The Perseid Meteor shower lasts from late July to early September each year, and are expected to be at a peak on 12-13 August 2013, slightly after the New Moon on 6 August, which should guarantee a good display. At the peak of the shower there can be 50-100 meteors per hour. The Perseids get their name from the constellation of Perseus, in which the meteors have their radiant (appear to originate).
The radiant of the Perseid Meteors. Seattle Astronomy.
The shower is caused by the Earth passing through the trail of the Comet 109P/Swift-Tuttle, and encountering dust from the tail of this comet. The dust particles strike the atmosphere at speeds of over 200 000 km per hour, burning up in the upper atmosphere and producing a light show in the process.
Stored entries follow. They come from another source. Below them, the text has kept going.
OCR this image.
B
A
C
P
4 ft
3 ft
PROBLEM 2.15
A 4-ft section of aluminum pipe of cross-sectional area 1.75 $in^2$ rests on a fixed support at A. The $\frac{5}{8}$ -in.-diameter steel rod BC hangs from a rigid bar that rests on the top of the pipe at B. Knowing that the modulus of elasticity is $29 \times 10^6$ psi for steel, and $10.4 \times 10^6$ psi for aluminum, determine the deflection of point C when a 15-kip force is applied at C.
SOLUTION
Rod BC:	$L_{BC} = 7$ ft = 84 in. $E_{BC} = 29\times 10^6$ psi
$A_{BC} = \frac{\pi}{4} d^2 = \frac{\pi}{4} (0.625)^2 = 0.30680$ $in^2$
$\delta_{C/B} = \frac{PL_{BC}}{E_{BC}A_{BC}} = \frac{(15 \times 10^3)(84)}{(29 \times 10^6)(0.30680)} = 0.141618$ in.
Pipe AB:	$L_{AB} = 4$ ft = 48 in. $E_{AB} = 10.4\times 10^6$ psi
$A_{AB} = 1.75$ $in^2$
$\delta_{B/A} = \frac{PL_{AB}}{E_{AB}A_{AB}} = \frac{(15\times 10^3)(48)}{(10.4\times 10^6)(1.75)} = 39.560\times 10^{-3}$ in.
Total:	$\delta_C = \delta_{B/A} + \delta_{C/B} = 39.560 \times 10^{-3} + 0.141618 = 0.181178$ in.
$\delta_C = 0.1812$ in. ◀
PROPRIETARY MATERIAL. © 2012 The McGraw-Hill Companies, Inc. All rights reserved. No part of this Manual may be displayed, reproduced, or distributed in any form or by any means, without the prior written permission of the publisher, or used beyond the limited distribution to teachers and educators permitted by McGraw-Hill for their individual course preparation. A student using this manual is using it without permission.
The Earth does not need to pass close to 109P/Swift-Tuttle for the meteor shower to occur, it simply passes through a trail of dust from the comet's tail that is following the same orbital path. Comet 109P/Swift-Tuttle itself only visits the Inner Solar System once every 133 years, last doing so in 1992. It is currently 34.7 AU from the Earth (i.e. 34.7 times as far from the Earth as the Sun, further than the distance between Neptune and the Sun) on an eccentric orbit that takes it far bellow the plain of the Solar System.
The orbit and current position of Comet 109P/Swift-Tuttle. Image created using the JPL Small Body Database Browser.